Mastro Tommaso riprese la parola.
«Costui è il mago Cialtrone!» esclamò, e la sua esclamazione fu seguita da un
boato. Mastro Krot sbiancò in volto. «Cial… sta per Cialtrone! E io che pensavo
stesse per... Cial!»
«Io pensavo stesse per Cialda!»
gridò un altro.
«Io invece per Cialtrakunibunikitastrakatak,
il nome del mitico eroe della seconda Era!» gridò una signora.
«Non importa quello che è stato e
che abbiamo pensato» disse mastro Tommaso, «importa solo quello che faremo.
Signori, ci troviamo di fronte colui che ha permesso al signore Oscuro di
regnare ed alla sua dinastia di proseguire, colui che è responsabile della
sconfitta dell’unico eroe delle ultime Ere, il Cavaliere Nero, colui che nelle
nostre leggende tratteggiamo come il vero malvagio, più del signore Oscuro che,
alla fine, fa solo il suo lavoro di servo del Male. Io propongo di fargliela
pagare una volta per tutte e mettere fine alla sua inutile e venefica vita!»
Egli rimase imbambolato, sgomentato
dalla minacciosa piega che il suo favoloso discorso e la sua magnifica
incitazione avevano preso. Il popolo aveva reagito così in fretta, ch’egli non
si accorse del pericolo fino al momento in cui due carretti ricolmi di spade,
asce, pugnali, fionde e uova fresche non furono portati nel mezzo della folla.

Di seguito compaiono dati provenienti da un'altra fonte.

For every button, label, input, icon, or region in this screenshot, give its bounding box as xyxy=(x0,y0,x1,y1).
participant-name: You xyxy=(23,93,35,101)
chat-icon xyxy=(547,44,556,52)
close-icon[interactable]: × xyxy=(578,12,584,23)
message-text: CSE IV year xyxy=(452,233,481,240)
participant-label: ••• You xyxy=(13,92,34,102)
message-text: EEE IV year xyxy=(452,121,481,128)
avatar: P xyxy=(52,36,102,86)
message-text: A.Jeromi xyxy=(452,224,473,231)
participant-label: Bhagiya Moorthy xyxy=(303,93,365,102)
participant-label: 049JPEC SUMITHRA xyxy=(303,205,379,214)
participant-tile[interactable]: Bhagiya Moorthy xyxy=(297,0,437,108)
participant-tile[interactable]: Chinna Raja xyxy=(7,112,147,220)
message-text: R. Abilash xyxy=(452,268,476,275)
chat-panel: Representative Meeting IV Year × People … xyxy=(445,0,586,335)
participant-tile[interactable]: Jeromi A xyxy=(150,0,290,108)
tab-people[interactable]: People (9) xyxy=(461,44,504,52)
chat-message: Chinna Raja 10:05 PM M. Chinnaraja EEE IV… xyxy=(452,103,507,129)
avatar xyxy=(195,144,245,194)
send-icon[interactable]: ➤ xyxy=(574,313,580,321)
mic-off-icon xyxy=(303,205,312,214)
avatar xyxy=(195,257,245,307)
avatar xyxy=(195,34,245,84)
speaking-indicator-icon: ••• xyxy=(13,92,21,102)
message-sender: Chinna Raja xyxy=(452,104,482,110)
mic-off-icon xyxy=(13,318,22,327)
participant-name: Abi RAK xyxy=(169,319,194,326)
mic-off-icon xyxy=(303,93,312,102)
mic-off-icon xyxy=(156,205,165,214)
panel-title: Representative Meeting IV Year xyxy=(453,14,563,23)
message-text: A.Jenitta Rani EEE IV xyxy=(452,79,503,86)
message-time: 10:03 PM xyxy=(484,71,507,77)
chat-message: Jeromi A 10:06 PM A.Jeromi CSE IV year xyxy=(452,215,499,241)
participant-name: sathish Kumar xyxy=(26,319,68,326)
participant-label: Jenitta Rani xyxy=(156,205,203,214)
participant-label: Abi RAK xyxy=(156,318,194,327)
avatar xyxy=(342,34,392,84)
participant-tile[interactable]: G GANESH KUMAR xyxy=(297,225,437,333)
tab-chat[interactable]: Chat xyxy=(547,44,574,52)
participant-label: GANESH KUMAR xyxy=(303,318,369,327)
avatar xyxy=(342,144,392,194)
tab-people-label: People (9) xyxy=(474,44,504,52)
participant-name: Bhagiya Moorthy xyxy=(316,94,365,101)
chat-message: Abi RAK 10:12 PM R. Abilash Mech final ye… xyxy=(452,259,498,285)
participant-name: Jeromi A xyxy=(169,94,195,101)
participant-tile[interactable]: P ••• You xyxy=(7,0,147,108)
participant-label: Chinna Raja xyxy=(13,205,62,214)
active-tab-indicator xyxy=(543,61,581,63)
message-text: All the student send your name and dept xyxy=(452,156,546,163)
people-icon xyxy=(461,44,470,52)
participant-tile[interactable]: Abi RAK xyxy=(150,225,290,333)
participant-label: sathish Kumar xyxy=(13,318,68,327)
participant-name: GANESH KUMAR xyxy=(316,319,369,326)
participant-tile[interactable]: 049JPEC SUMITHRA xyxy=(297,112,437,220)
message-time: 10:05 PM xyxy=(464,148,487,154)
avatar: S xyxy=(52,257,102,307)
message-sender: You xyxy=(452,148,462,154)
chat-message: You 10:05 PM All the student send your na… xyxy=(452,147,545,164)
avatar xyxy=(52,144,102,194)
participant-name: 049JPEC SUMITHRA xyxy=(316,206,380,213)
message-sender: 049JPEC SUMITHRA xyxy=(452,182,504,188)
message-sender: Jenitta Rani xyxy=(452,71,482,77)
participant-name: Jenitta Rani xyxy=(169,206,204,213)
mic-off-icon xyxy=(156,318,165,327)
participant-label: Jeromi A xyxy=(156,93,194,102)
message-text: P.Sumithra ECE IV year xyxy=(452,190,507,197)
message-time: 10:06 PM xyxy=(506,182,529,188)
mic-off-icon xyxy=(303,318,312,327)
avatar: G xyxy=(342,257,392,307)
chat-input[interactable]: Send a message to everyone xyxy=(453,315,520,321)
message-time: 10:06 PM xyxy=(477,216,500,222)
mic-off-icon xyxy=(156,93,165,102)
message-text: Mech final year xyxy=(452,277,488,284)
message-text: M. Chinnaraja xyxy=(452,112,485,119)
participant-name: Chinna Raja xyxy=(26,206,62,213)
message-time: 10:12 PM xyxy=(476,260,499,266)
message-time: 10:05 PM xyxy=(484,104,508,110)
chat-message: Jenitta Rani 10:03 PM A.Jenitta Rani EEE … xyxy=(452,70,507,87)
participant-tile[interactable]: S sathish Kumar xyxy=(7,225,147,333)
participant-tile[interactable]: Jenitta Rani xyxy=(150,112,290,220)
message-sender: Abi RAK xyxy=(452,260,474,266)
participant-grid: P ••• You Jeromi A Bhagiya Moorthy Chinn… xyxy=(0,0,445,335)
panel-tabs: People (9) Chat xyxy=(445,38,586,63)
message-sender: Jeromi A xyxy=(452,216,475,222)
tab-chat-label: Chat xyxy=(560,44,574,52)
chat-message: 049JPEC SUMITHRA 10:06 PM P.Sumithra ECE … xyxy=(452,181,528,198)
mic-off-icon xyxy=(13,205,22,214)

Tutti i presenti s’affrettarono ad accaparrarsi un’arma; le fionde furono
lasciate ai bambini.
Egli si lanciò dietro il
cespuglio, raccolse la pallina rosa e se la diede a gambe levate mentre le uova
fresche piombavano ai lati come bombe e le pietre delle fionde contundevano le
sue membra stanche. Schioccò le dita e diventò invisibile. Osservò la folla
imbestialita passargli accanto senza vederlo e proseguire lungo la strada maestra
che conduceva al villaggio di Valle Tempesta. Si sedette sull’erba contemplando
il bosco. La sua reputazione era rovinata. La gente del Regno del Panino lo
odiava e lo avrebbe sempre odiato. Aveva commesso errori ai quali sarebbe stato
difficilissimo rimediare, se non impossibile. «Continuare a combattere o
ritornare nell’anonimato, nell’oblio? Questo è il mio dilemma.» si disse.
Il suo cuore, però, desiderava
combattere e mettere fine alle angherie dei malvagi. Doveva trovare il modo di
riorganizzare le forze, trovare nuovi alleati e perorare la causa.
Si produsse in un rumoroso
starnuto. La bella stagione sarebbe presto arrivata, e con essa una nuova
speranza. Così pensando, s’incamminò alla volta delle Grandi Cave.